Do LLMs put Pineapple on Pizza?
What is the underlying model of the world that is learned by different Language Models? How can we explore these learned representations? The first thing that comes to mind to explore these are embeddings learned by the model. Through embeddings, we can explore the high-dimensional space where entities, concepts, and objects are placed by the model.
As an Italian, I wonder how close pizza
and pineapple
are in the embedding space of different models. Is this distance greater when comparing it to pizza
and ananas
(Italian word for pineapple)? Can the model capture this cultural difference and separate the two concepts? Ultimately, which LLMs put pineapple on their pizza?
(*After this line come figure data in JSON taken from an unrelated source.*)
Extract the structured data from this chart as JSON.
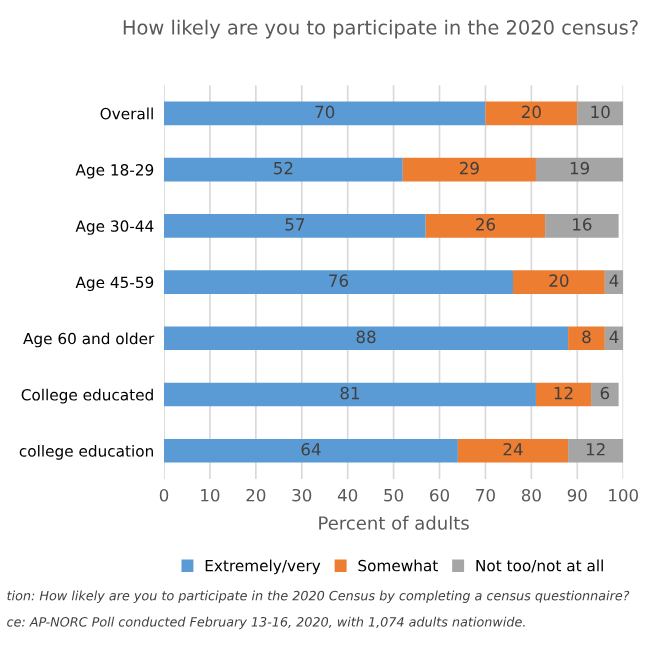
{
  "chart_data": {
    "type": "bar",
    "orientation": "horizontal",
    "stacked": true,
    "title": "How likely are you to participate in the 2020 census?",
    "xlabel": "Percent of adults",
    "categories": [
      "Overall",
      "Age 18-29",
      "Age 30-44",
      "Age 45-59",
      "Age 60 and older",
      "College educated",
      "college education"
    ],
    "series": [
      {
        "name": "Extremely/very",
        "color": "#5b9bd5",
        "values": [
          70,
          52,
          57,
          76,
          88,
          81,
          64
        ]
      },
      {
        "name": "Somewhat",
        "color": "#ed7d31",
        "values": [
          20,
          29,
          26,
          20,
          8,
          12,
          24
        ]
      },
      {
        "name": "Not too/not at all",
        "color": "#a5a5a5",
        "values": [
          10,
          19,
          16,
          4,
          4,
          6,
          12
        ]
      }
    ],
    "data_labels": true,
    "xlim": [
      0,
      100
    ],
    "xticks": [
      0,
      10,
      20,
      30,
      40,
      50,
      60,
      70,
      80,
      90,
      100
    ],
    "grid": "x",
    "legend": "bottom",
    "annotations": [
      "tion: How likely are you to participate in the 2020 Census by completing a census questionnaire?",
      "ce: AP-NORC Poll conducted February 13-16, 2020, with 1,074 adults nationwide."
    ]
  }
}
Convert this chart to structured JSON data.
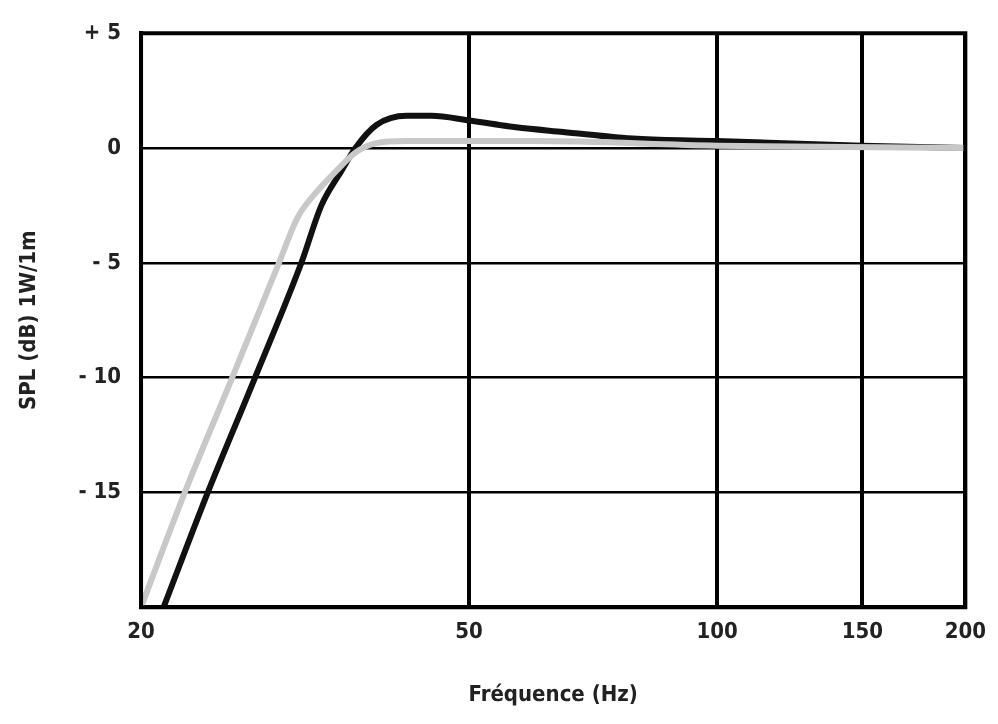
{
  "chart_data": {
    "type": "line",
    "xlabel": "Fréquence (Hz)",
    "ylabel": "SPL (dB) 1W/1m",
    "log": "x",
    "xlim": [
      20,
      200
    ],
    "xticks": [
      20,
      50,
      100,
      150,
      200
    ],
    "ylim": [
      -20,
      5
    ],
    "yticks": [
      {
        "value": 5,
        "label": "+ 5"
      },
      0,
      {
        "value": -5,
        "label": "- 5"
      },
      {
        "value": -10,
        "label": "- 10"
      },
      {
        "value": -15,
        "label": "- 15"
      }
    ],
    "grid": true,
    "legend": false,
    "marker": "none",
    "line_style": "solid",
    "series": [
      {
        "color": "#c8c8c8",
        "x": [
          20,
          22.6,
          25.8,
          29.4,
          31,
          32.5,
          34.5,
          36.4,
          38.5,
          42,
          60,
          100,
          200
        ],
        "values": [
          -20,
          -15,
          -10,
          -5,
          -3,
          -2,
          -1,
          -0.2,
          0.2,
          0.3,
          0.3,
          0.1,
          0
        ]
      },
      {
        "color": "#111111",
        "x": [
          21.3,
          24.1,
          27.5,
          31.3,
          33.1,
          35,
          36.4,
          38.6,
          42,
          45,
          50,
          57,
          65,
          80,
          100,
          150,
          200
        ],
        "values": [
          -20,
          -15,
          -10,
          -5,
          -2.5,
          -1,
          0,
          1,
          1.4,
          1.4,
          1.2,
          0.9,
          0.7,
          0.4,
          0.3,
          0.1,
          0
        ]
      }
    ]
  }
}
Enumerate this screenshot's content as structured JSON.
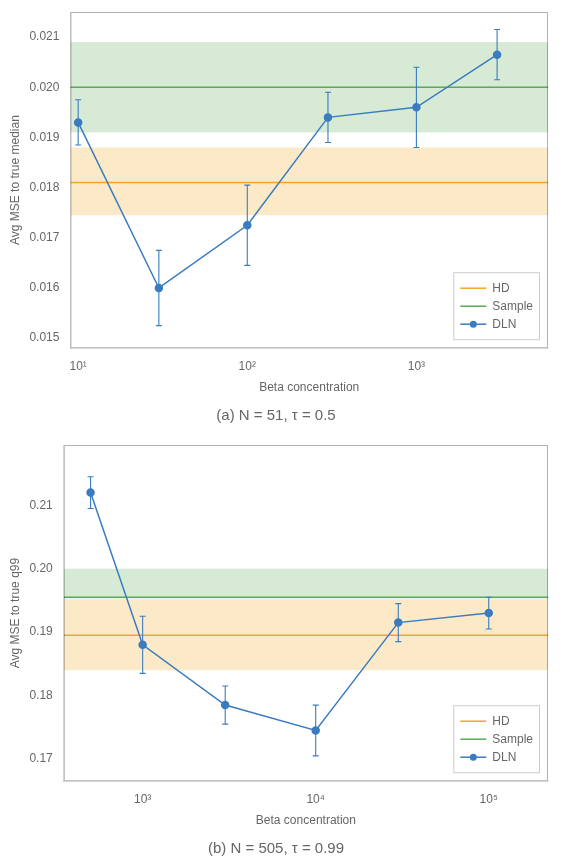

Given two embeddings (pizza
and pineapple)
that represent different entities in the dimensional space, how can you compute the distance between them? The most frequently used metric is cosine similarity, looking at the cosine of the angle between two vectors. Another option is the simpler Euclidean distance between the two vectors. In both cases, we can get a quantitative measure of the distance but not much information about how the embedding space is organized. How are different concepts clustered? What are the entities between the two vectors of interest?
To answer these questions, we can traverse the embedding space going from pizza
to pineapple
and record the path we took to get there. Specifically, given a corpus of words/entities (food items in this case), we can map them in the embedding space and create a kNN graph connecting the closest k vectors to each item. With this setup, we can navigate the embedding space from one vector (pizza
) to the other (pineapple
) and record the distance and the entities (i.e. food items) that are traversed to get to the destination.
To do this, we are going to need a few pieces. If you are interested in the source code, you can access it in the GitHub repo for this project. Here we are going to go through it at a high level.
CorpusProvider
: responsible for returning the dictionary/corpus we want to navigate.Generator
: responsible for generating the embedding vector of each entity.GraphConstructor
: given the list of embedding vectors for our corpus, we need a way to construct a graph out of it. Here we can use different techniques and ways to compute distance (e.g. kNN with cosine similarity).Traverser
: we need something capable of traversing the graph from one node (pizza) to the other (pineapple) and recording the steps to get there.EmbeddingsExplorer
: this class puts everything together, generating the corpus, computing the embeddings for it, constructing the graph, and ultimately traversing it.
Let’s put everything together and see which model is best for our pizza-to-pineapple
task. First, we generate a corpus of 600 food items appropriate for the challenge in both Italian and English using Claude. Then, we implement different generators for both OpenAI’s text-embedding-3
models and Voyage models (voyage-2
+ voyage-2-large
).
For the first try, I constructed the graph using kNN and cosine similarity as a distance measure. We can also use different values for k, determining how interconnected the graph will be. We expect the distance to be smaller with higher k-values since more routes are available from one node to the other. Sadly, for all the models, we don’t see a greater distance for the embeddings extracted using the Italian vocabulary (see figure below). If we look into some of the paths that were traversed, we get something like this:
Language=EN, k=4
Pizza -> Pepperoni -> Vegan Pepperoni -> Vegan Bacon -> Coconut Bacon -> Coconut -> Pineapple
Language=EN, k=10
Pizza -> Pie -> Pear -> Peach -> Pineapple
Language=IT, k=4
Pizza -> Pasta -> Spaghetti -> Asparagi -> Peperoni -> Peperoncino -> Peperoncino banana -> Banana -> Ananas
Language=IT, k=10
Pizza -> Peperoni -> Peperoncino banana -> Ananas
Note: Peperoni in Italian are vegetables: bell peppers (green/red/yellow). The fact that peperoni is close to Pizza in the “Italian” embedding space probably indicates that the English Pepperoni (Salamino Piccante) is being considered instead.
For the second try I used Euclidean distance normalized for the vector’s length. The latter allows us to compare models with different embedding sizes and is achieved by dividing the Euclidean distance by the square root of the length of the vectors.
Here are the results of the second set of trials for all 4 models in English and Italian. Sadly, the outcome is not changing much.
So, what’s next?
Performance: Some tasks could be parallelized to improve speed (e.g. when computing embeddings) but the focus was on exploring the idea first.
Website: What I have in mind is something similar to the Embedding Projector of TensorFlow but designed for traversing embedding spaces with a custom vocabulary, instead of visualizing the embedding space using a 3D space.
Finetune: construct a loss function that allows to space things apart that we want to be more distant in the space.
Let me know any other secret ingredients that you would like to put on your pizza, I am curious.